Years before Star Trek, Algis Budrys was thinking about transporters and considering the possibilities more deeply than many an adventure and horror writer who has called upon the idea of teleportation. But even so, molecular disassembly and reassembly of living men at a distance is only one tool in Mr. Budrys’ kit.
The primary metaphor of the book appears in the guise of a “death machine” found on the far side of the moon. So called because within minutes of entering the structure, all stalwart explorers suffer an unenviable fate.
The machine itself is vague, indefinite, multi dimensional. Once inside it, different men see different things: planes of light, crystal seas, veils of shadow and terror. The only certainty is that once inside, men die. Raise a hand above your shoulder and you die. Turn in the wrong cardinal direction and you die. Fall to your knees or crawl across the wrong bit of territory, you die. The rules are recordable, but otherwise incomprehensible.
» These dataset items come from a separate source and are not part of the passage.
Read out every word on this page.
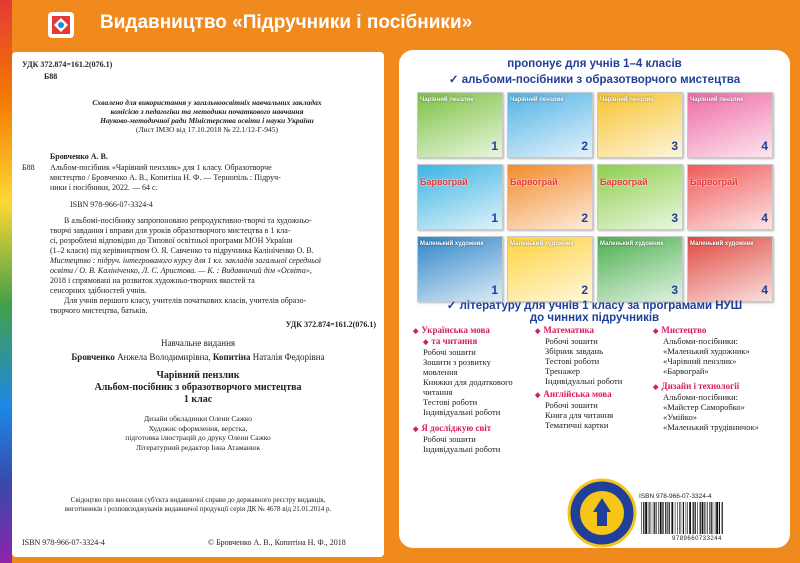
Видавництво «Підручники і посібники»
УДК 372.874=161.2(076.1)
Б88
Схвалено для використання у загальноосвітніх навчальних закладах
комісією з педагогіки та методики початкового навчання
Науково-методичної ради Міністерства освіти і науки України
(Лист ІМЗО від 17.10.2018 № 22.1/12-Г-945)
Бровченко А. В.
Б88 Альбом-посібник «Чарівний пензлик» для 1 класу. Образотворче
мистецтво / Бровченко А. В., Копитіна Н. Ф. — Тернопіль : Підруч-
ники і посібники, 2022. — 64 с.
ISBN 978-966-07-3324-4
В альбомі-посібнику запропоновано репродуктивно-творчі та художньо-
творчі завдання і вправи для уроків образотворчого мистецтва в 1 кла-
сі, розроблені відповідно до Типової освітньої програми МОН України
(1–2 класи) під керівництвом О. Я. Савченко та підручника Калініченко О. В.
Мистецтво : підруч. інтегрованого курсу для 1 кл. закладів загальної середньої
освіти / О. В. Калініченко, Л. С. Аристова. — К. : Видавничий дім «Освіта»,
2018 і спрямовані на розвиток художньо-творчих якостей та
сенсорних здібностей учнів.
Для учнів першого класу, учителів початкових класів, учителів образо-
творчого мистецтва, батьків.
УДК 372.874=161.2(076.1)
Навчальне видання
Бровченко Анжела Володимирівна, Копитіна Наталія Федорівна
Чарівний пензлик
Альбом-посібник з образотворчого мистецтва
1 клас
Дизайн обкладинки Олени Сажко
Художнє оформлення, верстка,
підготовка ілюстрацій до друку Олени Сажко
Літературний редактор Інна Атаманюк
Свідоцтво про внесення суб'єкта видавничої справи до державного реєстру видавців,
виготівників і розповсюджувачів видавничої продукції серія ДК № 4678 від 21.01.2014 р.
ISBN 978-966-07-3324-4	© Бровченко А. В., Копитіна Н. Ф., 2018
пропонує для учнів 1–4 класів
✓ альбоми-посібники з образотворчого мистецтва
Чарівний пензлик
1
Чарівний пензлик
2
Чарівний пензлик
3
Чарівний пензлик
4
Барвограй
1
Барвограй
2
Барвограй
3
Барвограй
4
Маленький художник
1
Маленький художник
2
Маленький художник
3
Маленький художник
4
✓ літературу для учнів 1 класу за програмами НУШ
до чинних підручників
◆ Українська мова
◆ та читання
Робочі зошити
Зошити з розвитку
мовлення
Книжки для додаткового
читання
Тестові роботи
Індивідуальні роботи
◆ Я досліджую світ
Робочі зошити
Індивідуальні роботи
◆ Математика
Робочі зошити
Збірник завдань
Тестові роботи
Тренажер
Індивідуальні роботи
◆ Англійська мова
Робочі зошити
Книга для читання
Тематичні картки
◆ Мистецтво
Альбоми-посібники:
«Маленький художник»
«Чарівний пензлик»
«Барвограй»
◆ Дизайн і технології
Альбоми-посібники:
«Майстер Саморобко»
«Умійко»
«Маленький трудівничок»
ISBN 978-966-07-3324-4
9789660733244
At one point the characters equate themselves to insects crawling inside a discarded tomato can, an artifact as far beyond the ken of the ant as the alien structure is to man.
For me, the death machine is a metaphor for the universe itself. All men see the universe differently, all explore it or approach it in different ways. There are certain discernable rules about how the universe operates, but the one thing it does with unquestionable certainty is kill us, each in our own time and way.
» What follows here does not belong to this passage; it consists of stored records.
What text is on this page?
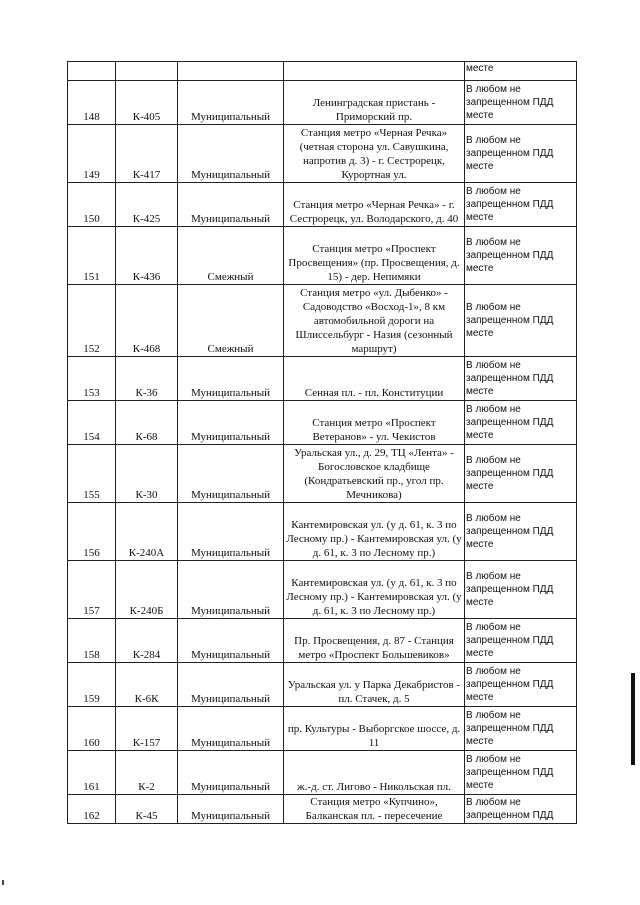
				месте
148	К-405	Муниципальный	Ленинградская пристань - Приморский пр.	В любом не запрещенном ПДД месте
149	К-417	Муниципальный	Станция метро «Черная Речка» (четная сторона ул. Савушкина, напротив д. 3) - г. Сестрорецк, Курортная ул.	В любом не запрещенном ПДД месте
150	К-425	Муниципальный	Станция метро «Черная Речка» - г. Сестрорецк, ул. Володарского, д. 40	В любом не запрещенном ПДД месте
151	К-436	Смежный	Станция метро «Проспект Просвещения» (пр. Просвещения, д. 15) - дер. Непимяки	В любом не запрещенном ПДД месте
152	К-468	Смежный	Станция метро «ул. Дыбенко» - Садоводство «Восход-1», 8 км автомобильной дороги на Шлиссельбург - Назия (сезонный маршрут)	В любом не запрещенном ПДД месте
153	К-36	Муниципальный	Сенная пл. - пл. Конституции	В любом не запрещенном ПДД месте
154	К-68	Муниципальный	Станция метро «Проспект Ветеранов» - ул. Чекистов	В любом не запрещенном ПДД месте
155	К-30	Муниципальный	Уральская ул., д. 29, ТЦ «Лента» - Богословское кладбище (Кондратьевский пр., угол пр. Мечникова)	В любом не запрещенном ПДД месте
156	К-240А	Муниципальный	Кантемировская ул. (у д. 61, к. 3 по Лесному пр.) - Кантемировская ул. (у д. 61, к. 3 по Лесному пр.)	В любом не запрещенном ПДД месте
157	К-240Б	Муниципальный	Кантемировская ул. (у д. 61, к. 3 по Лесному пр.) - Кантемировская ул. (у д. 61, к. 3 по Лесному пр.)	В любом не запрещенном ПДД месте
158	К-284	Муниципальный	Пр. Просвещения, д. 87 - Станция метро «Проспект Большевиков»	В любом не запрещенном ПДД месте
159	К-6К	Муниципальный	Уральская ул. у Парка Декабристов - пл. Стачек, д. 5	В любом не запрещенном ПДД месте
160	К-157	Муниципальный	пр. Культуры - Выборгское шоссе, д. 11	В любом не запрещенном ПДД месте
161	К-2	Муниципальный	ж.-д. ст. Лигово - Никольская пл.	В любом не запрещенном ПДД месте
162	К-45	Муниципальный	Станция метро «Купчино», Балканская пл. - пересечение	В любом не запрещенном ПДД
Then there is Mr. Budrys’ transporter. Like many teleportation devices in speculative fiction, this one is a convenience to place explorers quickly on the moon, to place them there in numbers as expendable agents of a US still in the grips of a cold war with Russia. But there the similarity ends.
The writer of Rogue Moon recognizes that if you record enough information to recreate a man at a distance, if you tear him down molecule by molecule and reintegrate him in the next room or on another world, two important facts must follow:
First, the original man is destroyed. The reintegrated voyager is a duplicate, but a duplicate so exact that even the thoughts underway at the death of the original are completed in the brain of the newly built copy. The presence of a recreated lifetime of memories provides the illusion of continuity.
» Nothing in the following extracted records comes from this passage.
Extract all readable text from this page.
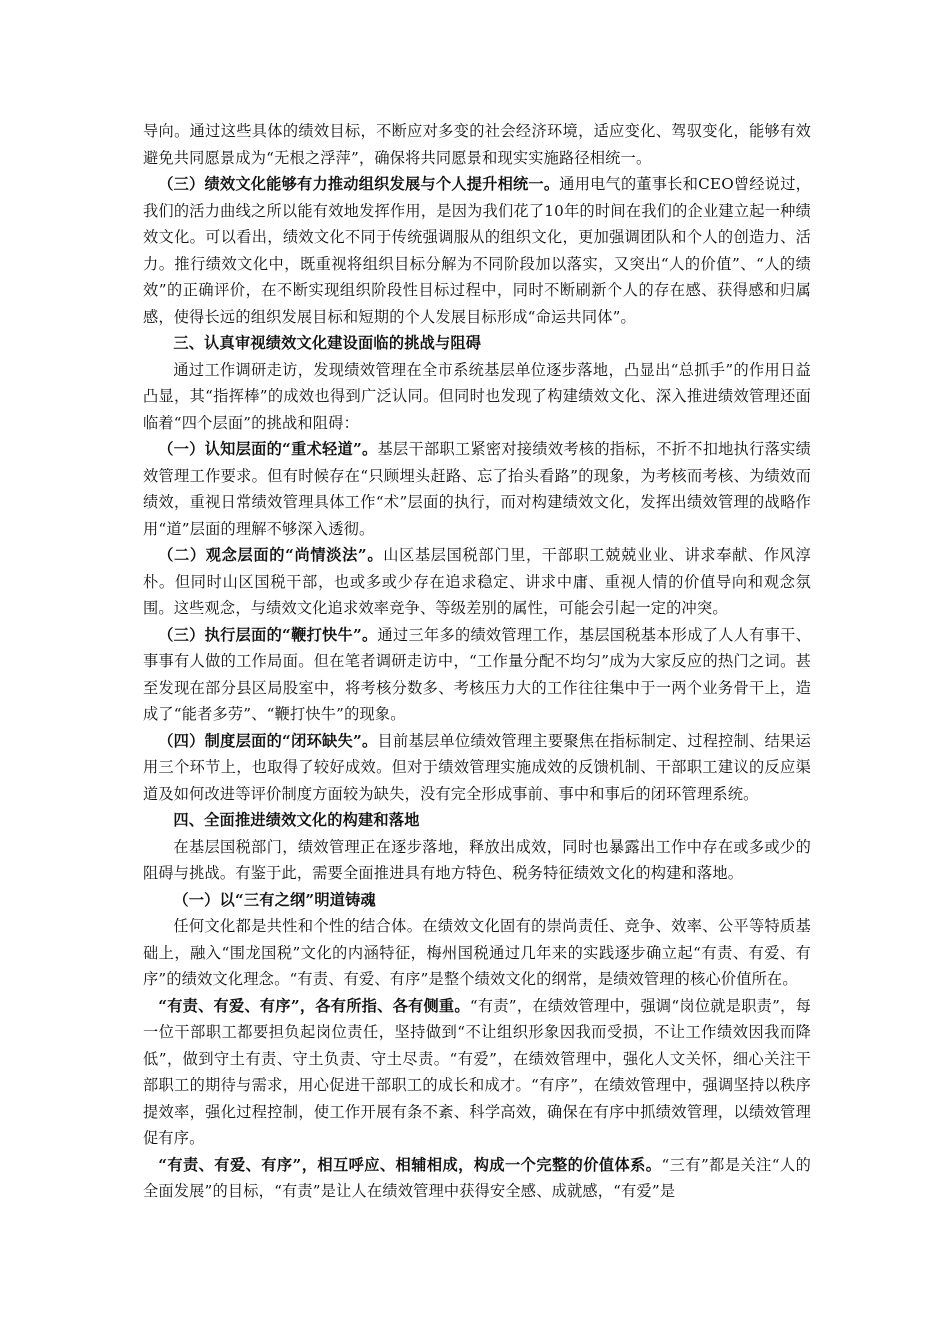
导向。通过这些具体的绩效目标，不断应对多变的社会经济环境，适应变化、驾驭变化，能够有效避免共同愿景成为“无根之浮萍”，确保将共同愿景和现实实施路径相统一。

（三）绩效文化能够有力推动组织发展与个人提升相统一。通用电气的董事长和CEO曾经说过，我们的活力曲线之所以能有效地发挥作用，是因为我们花了10年的时间在我们的企业建立起一种绩效文化。可以看出，绩效文化不同于传统强调服从的组织文化，更加强调团队和个人的创造力、活力。推行绩效文化中，既重视将组织目标分解为不同阶段加以落实，又突出“人的价值”、“人的绩效”的正确评价，在不断实现组织阶段性目标过程中，同时不断刷新个人的存在感、获得感和归属感，使得长远的组织发展目标和短期的个人发展目标形成“命运共同体”。

三、认真审视绩效文化建设面临的挑战与阻碍

通过工作调研走访，发现绩效管理在全市系统基层单位逐步落地，凸显出“总抓手”的作用日益凸显，其“指挥棒”的成效也得到广泛认同。但同时也发现了构建绩效文化、深入推进绩效管理还面临着“四个层面”的挑战和阻碍：

（一）认知层面的“重术轻道”。基层干部职工紧密对接绩效考核的指标，不折不扣地执行落实绩效管理工作要求。但有时候存在“只顾埋头赶路、忘了抬头看路”的现象，为考核而考核、为绩效而绩效，重视日常绩效管理具体工作“术”层面的执行，而对构建绩效文化，发挥出绩效管理的战略作用“道”层面的理解不够深入透彻。

（二）观念层面的“尚情淡法”。山区基层国税部门里，干部职工兢兢业业、讲求奉献、作风淳朴。但同时山区国税干部，也或多或少存在追求稳定、讲求中庸、重视人情的价值导向和观念氛围。这些观念，与绩效文化追求效率竞争、等级差别的属性，可能会引起一定的冲突。

（三）执行层面的“鞭打快牛”。通过三年多的绩效管理工作，基层国税基本形成了人人有事干、事事有人做的工作局面。但在笔者调研走访中，“工作量分配不均匀”成为大家反应的热门之词。甚至发现在部分县区局股室中，将考核分数多、考核压力大的工作往往集中于一两个业务骨干上，造成了“能者多劳”、“鞭打快牛”的现象。

（四）制度层面的“闭环缺失”。目前基层单位绩效管理主要聚焦在指标制定、过程控制、结果运用三个环节上，也取得了较好成效。但对于绩效管理实施成效的反馈机制、干部职工建议的反应渠道及如何改进等评价制度方面较为缺失，没有完全形成事前、事中和事后的闭环管理系统。

四、全面推进绩效文化的构建和落地

在基层国税部门，绩效管理正在逐步落地，释放出成效，同时也暴露出工作中存在或多或少的阻碍与挑战。有鉴于此，需要全面推进具有地方特色、税务特征绩效文化的构建和落地。

（一）以“三有之纲”明道铸魂

任何文化都是共性和个性的结合体。在绩效文化固有的崇尚责任、竞争、效率、公平等特质基础上，融入“围龙国税”文化的内涵特征，梅州国税通过几年来的实践逐步确立起“有责、有爱、有序”的绩效文化理念。“有责、有爱、有序”是整个绩效文化的纲常，是绩效管理的核心价值所在。

“有责、有爱、有序”，各有所指、各有侧重。“有责”，在绩效管理中，强调“岗位就是职责”，每一位干部职工都要担负起岗位责任，坚持做到“不让组织形象因我而受损，不让工作绩效因我而降低”，做到守土有责、守土负责、守土尽责。“有爱”，在绩效管理中，强化人文关怀，细心关注干部职工的期待与需求，用心促进干部职工的成长和成才。“有序”，在绩效管理中，强调坚持以秩序提效率，强化过程控制，使工作开展有条不紊、科学高效，确保在有序中抓绩效管理，以绩效管理促有序。

“有责、有爱、有序”，相互呼应、相辅相成，构成一个完整的价值体系。“三有”都是关注“人的全面发展”的目标，“有责”是让人在绩效管理中获得安全感、成就感，“有爱”是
Second, in the act of teleporting there is no reason why the information gathered about the transportee cannot be recorded, even used again and again to resolve as many duplicates as needed.
These facts allow Rogue Moon to explore ideas about whether we are what we really think we are. How accurate are our memories? How true is our sense of a continuing self? And how frightening is death if the thing dying has only the illusion of having been alive?
But at its heart Rogue Moon is an exploration of character and spends more of its time in the personal lives and conflicts of Dr. Hawkes, Al Barker, Claire, and Connington than on the moon.
Each in their own way is extreme, manipulative, using the rest to accomplish their own impulsive or willful ends. And at the last, none shines as more human or “humane” than the rest. There is only the sense that they are us. They are us standing under the stars and looking up at the ultimate death machine, calling out defiantly to the universe that “one day, I or another man, will hold you in his hand.”